Finished Work in Chignik

Note: Field reports have gotten delayed due to the intensive pace of work, and the difficulty in getting bytes to move out of the remote field locations. Even just getting photos from device to device has to happen the old-fashioned way – iCloud photo sharing will get my photos in sync in about a month, or within an hour of me getting to Anchorage, whichever comes first. Multiple posts this weekend will get us caught up.

August 19, Chignik. We finished all the planned work in Chignik ahead of schedule! We deployed 4 temporary continuous GPS sites to run for the next year, plus a seismometer on Chowiet Island. We picked up all 7 campaign GPS sites, and deployed two additional ones between Chignik and Sand Point, which we will pick up later from Sand Point. Everything went faster than we expected, and we had no delays – the team was working at very close to maximum efficiency. This came down to a combination of good weather, good preparation, and good decisions.

The weather was great. With helicopter operations, weather defines what you can and cannot do, and we were very lucky. Our first and third days had high overcast, but we only had one landing where the clouds were down at the level of the site (and that one also had strong winds, so it was a difficult landing). The middle day was clear and sunny with no more than gentle breezes.

Before heading out to the field, we prepared everything we could to minimize the amount of assembly needed on site. We also had spares of everything, so if anything did not work we always had a replacement piece ready. Those were needed twice: once for a GPS receiver that mis-behaved, and once for the iPod that controlled the seismometer setup. One of our iPods seemed to be stuck in a demo mode, but between switching iPods and rebooting the datalogger, everything got back to normal.

Thanks to that amazing preparation, Jim Normandeau and Sarah Doelger from UNAVCO were able to install each of the temporary continuous sites in 1.5-2 hours. Each site has a polar mast monument, and a large box with 10 single-use air alkaline batteries to run it for a year. There is no rechargeable power, but if we can get funding we will add that and Iridium telemetry next year and bring these sites online daily. Jim and I have worked out a design for that, and we think we’ll be able to do that with a single helicopter trip to each site next year given what is already out there.

Our helicopter team is pilot Pete Emerson and mechanic Mike Nowak from JL Aviation.
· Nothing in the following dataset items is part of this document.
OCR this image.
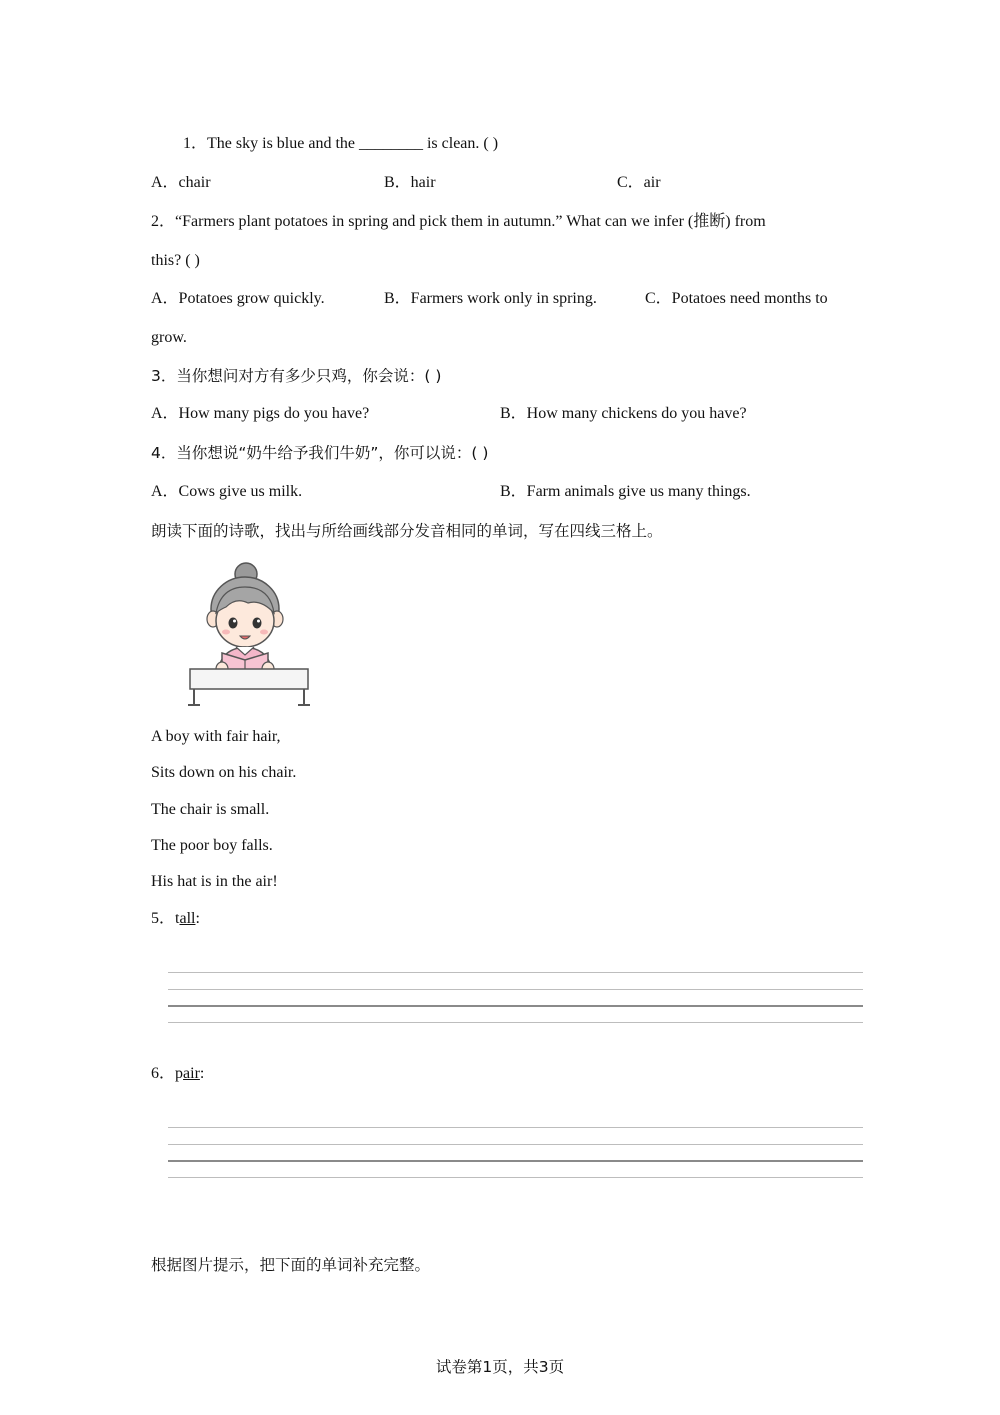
1．The sky is blue and the ________ is clean. ( )
A．chair	B．hair	C．air
2．“Farmers plant potatoes in spring and pick them in autumn.” What can we infer (推断) from
this? ( )
A．Potatoes grow quickly.	B．Farmers work only in spring.	C．Potatoes need months to
grow.
3．当你想问对方有多少只鸡，你会说：( )
A．How many pigs do you have?	B．How many chickens do you have?
4．当你想说“奶牛给予我们牛奶”，你可以说：( )
A．Cows give us milk.	B．Farm animals give us many things.
朗读下面的诗歌，找出与所给画线部分发音相同的单词，写在四线三格上。
A boy with fair hair,
Sits down on his chair.
The chair is small.
The poor boy falls.
His hat is in the air!
5．tall:
6．pair:
根据图片提示，把下面的单词补充完整。
试卷第1页，共3页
Mike is a pilot as well as a mechanic, and he has been doing the ground crew work, flight following, and weather checking. In addition to first-rate flying from Pete, we have always known to the minute where the helicopter was and how fast things were going. With that info and up-to-date weather forecasts, we have been able to plan out the most efficient route every day. We used up all of the flying time available every day, and that plus our team’s hard work paid off in getting this first phase done one day ahead of schedule, plus not needing to use our contingency weather day.

All of that is really good, because the weather forecast for the weekend is not so rosy. At the moment, Saturday is expected to be “complete dog chow”, in official aviation parlance. Translated to English, that means rain, wind, low clouds and minimal visibility. So we are unlikely to maintain our maximum efficiency, but we can hope to get the maximum that the weather allows.

Finally, I want to thank John and Mary Ann Rantz from Chignik Bay Adventures. We stayed in their wonderful lodge in Chignik, rented their suburban, and they were so helpful with excellent lodging, wonderful food, letting us use work space in their garage, and even storing the pinkish-purple seismic sensor shipping case for us until next summer. John also coordinated getting the helicopter fuel out to the airport, and helped us navigate some of the quirks of getting in and out via the air services that fly out there.